Investor spends $24m on Miami beachfront property that had no interest from Chinese buyers
A Melbourne-based investor faced no competition from the Chinese as he snapped up a beachfront resort in Miami on the Gold Coast on Wednesday.
The two-storey block of 46 vacant units, Nobby’s Outlook, at 122-130 Marine Parade, sold under the hammer for $23.75 million with 17 registered bidders.
But the buyer might have faced even stronger competition had the auction been held just a few months earlier, before Chinese inquiries had begun to slow down.
Colliers International selling agent Darrell Irwin, who marketed the property with Geoff Lamb, said he could see cooling Chinese demand across his listings.

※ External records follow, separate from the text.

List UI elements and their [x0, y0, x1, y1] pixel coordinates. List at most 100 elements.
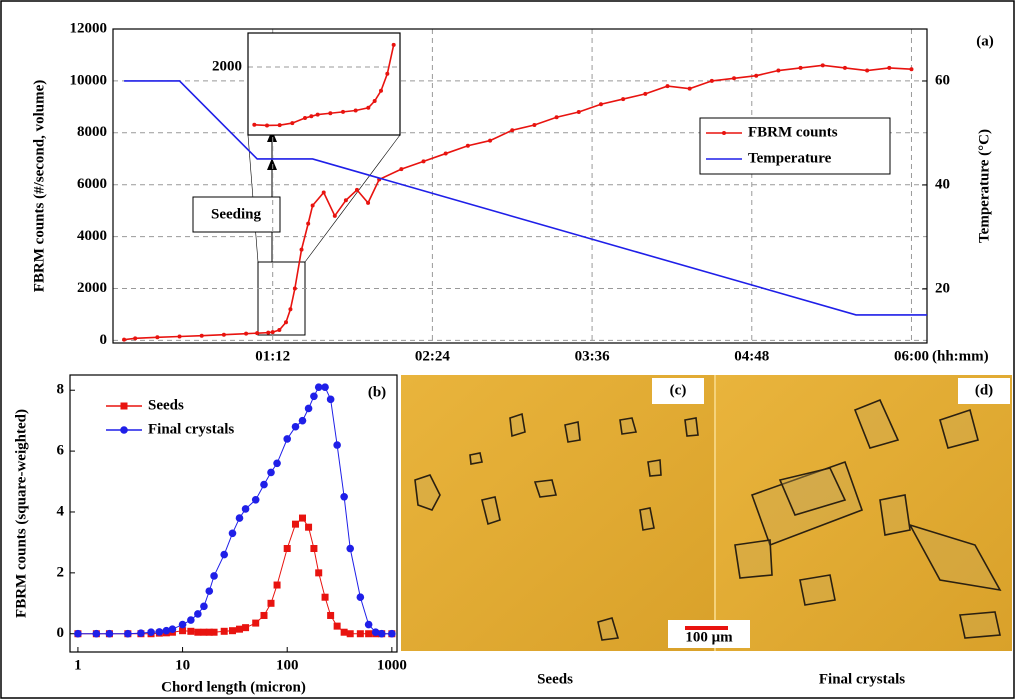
- marker: [887, 65, 892, 70]
- marker: [385, 71, 390, 76]
- marker: [298, 416, 307, 425]
- marker: [179, 627, 187, 635]
- x-tick-label: 100: [276, 657, 299, 673]
- marker: [354, 187, 359, 192]
- crystal: [639, 507, 655, 531]
- y2-tick-label: 20: [935, 280, 950, 296]
- marker: [255, 331, 260, 336]
- marker: [598, 102, 603, 107]
- y-tick-label: 2: [57, 564, 65, 580]
- marker: [291, 422, 300, 431]
- marker: [332, 213, 337, 218]
- marker: [194, 610, 202, 618]
- y-axis-label: FBRM counts (#/second, volume): [31, 80, 47, 293]
- plot-frame: [247, 32, 401, 136]
- marker: [260, 480, 268, 489]
- marker: [310, 545, 318, 553]
- marker: [465, 143, 470, 148]
- marker: [92, 629, 101, 638]
- plot-frame: [112, 28, 928, 344]
- marker: [372, 99, 377, 103]
- panel-label: (d): [975, 382, 993, 398]
- marker: [187, 616, 195, 624]
- marker: [353, 108, 358, 113]
- panel-label: (c): [670, 382, 687, 398]
- marker: [379, 88, 383, 93]
- y2-tick-label: 60: [935, 72, 950, 88]
- y2-tick-label: 40: [935, 176, 950, 192]
- marker: [252, 122, 257, 127]
- crystal: [734, 539, 773, 579]
- crystal: [750, 460, 864, 547]
- y-tick-label: 4000: [77, 228, 107, 244]
- micrograph-image: [401, 375, 715, 651]
- marker: [200, 602, 208, 611]
- crystal: [939, 408, 979, 449]
- y-tick-label: 12000: [70, 20, 108, 36]
- marker: [266, 330, 271, 335]
- marker: [327, 611, 335, 619]
- marker: [270, 330, 275, 335]
- marker: [283, 545, 291, 553]
- marker: [251, 496, 260, 504]
- marker: [205, 628, 213, 636]
- marker: [277, 328, 282, 333]
- x-tick-label: 1000: [377, 657, 407, 673]
- marker: [346, 544, 355, 553]
- annotation: Seeding: [211, 206, 262, 222]
- caption: Final crystals: [819, 671, 905, 687]
- marker: [366, 200, 371, 205]
- crystal: [853, 398, 900, 449]
- marker: [365, 630, 373, 638]
- marker: [576, 110, 581, 115]
- marker: [147, 628, 155, 637]
- marker: [137, 629, 145, 637]
- crystal: [533, 479, 558, 498]
- plot-frame: [69, 374, 398, 653]
- panel-label-box: [958, 378, 1010, 404]
- crystal: [469, 452, 483, 465]
- marker: [74, 629, 82, 638]
- scale-bar-box: [668, 620, 750, 648]
- marker: [356, 593, 365, 602]
- marker: [820, 63, 825, 68]
- marker: [235, 514, 244, 522]
- inset-background: [248, 33, 400, 135]
- marker: [333, 441, 341, 449]
- panel-label-box: [652, 378, 704, 404]
- marker: [532, 123, 537, 128]
- marker: [314, 383, 323, 391]
- crystal: [564, 421, 581, 443]
- marker: [162, 626, 171, 635]
- crystal: [481, 496, 501, 526]
- marker: [155, 335, 160, 340]
- marker: [105, 629, 114, 638]
- marker: [267, 599, 275, 607]
- marker: [665, 84, 670, 89]
- marker: [194, 628, 202, 636]
- y-tick-label: 10000: [70, 72, 108, 88]
- marker: [303, 116, 307, 120]
- y-tick-label: 0: [100, 332, 108, 348]
- marker: [340, 492, 348, 501]
- marker: [288, 307, 293, 312]
- marker: [284, 320, 289, 325]
- crystal: [799, 574, 836, 606]
- marker: [228, 529, 237, 538]
- marker: [133, 336, 138, 341]
- marker: [310, 392, 318, 401]
- marker: [304, 404, 313, 413]
- y-tick-label: 8: [57, 382, 65, 398]
- marker: [776, 68, 781, 73]
- marker: [241, 505, 250, 513]
- x-tick-label: 04:48: [734, 348, 769, 364]
- y-tick-label: 6000: [77, 176, 107, 192]
- marker: [220, 627, 228, 635]
- marker: [283, 435, 292, 443]
- marker: [168, 625, 177, 633]
- marker: [178, 620, 187, 629]
- y-tick-label: 0: [57, 625, 65, 641]
- scale-bar-label: 100 μm: [685, 629, 733, 645]
- marker: [315, 112, 320, 117]
- x-axis-label: (hh:mm): [932, 348, 989, 364]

“There is less Chinese interest than there has been in the last two or three years,” Mr Irwin said.
“The lack of Chinese interest suggests the Chinese government crackdown on developers transferring funds out of China is having some effect on demand for Australian real estate.”
The 7284-square-metre property attracted 35 bids at the auction, which opened at $10 million.
The mysterious buyer has been “very tight-lipped” about their plans for the site, but Mr Irwin said other interested buyers had been seeking to subdivide the land to small, upmarket lots for use as beachside housing.
The two- and three-bedroom apartments could also be refurbished, demolished or redeveloped into a 220-bedroom complex with a three-storey limit under the Gold Coast Town Plan.
Mr Irwin said beachfront properties were always in demand if it was in a good location, with the agents receiving more than 100 inquiries during the campaign.
“We just don’t get the sites of this scale normally put under the hammer. This is Colliers International biggest auction sale nationally in the last two years.”
Interest for the unit block came from Sydney, Melbourne, Hong Kong and Singapore.
Standing for more than 50 years, the resort was just down the road from Nobby Beach’s iconic theme park Magic Mountain, which closed its doors to the public in 1991.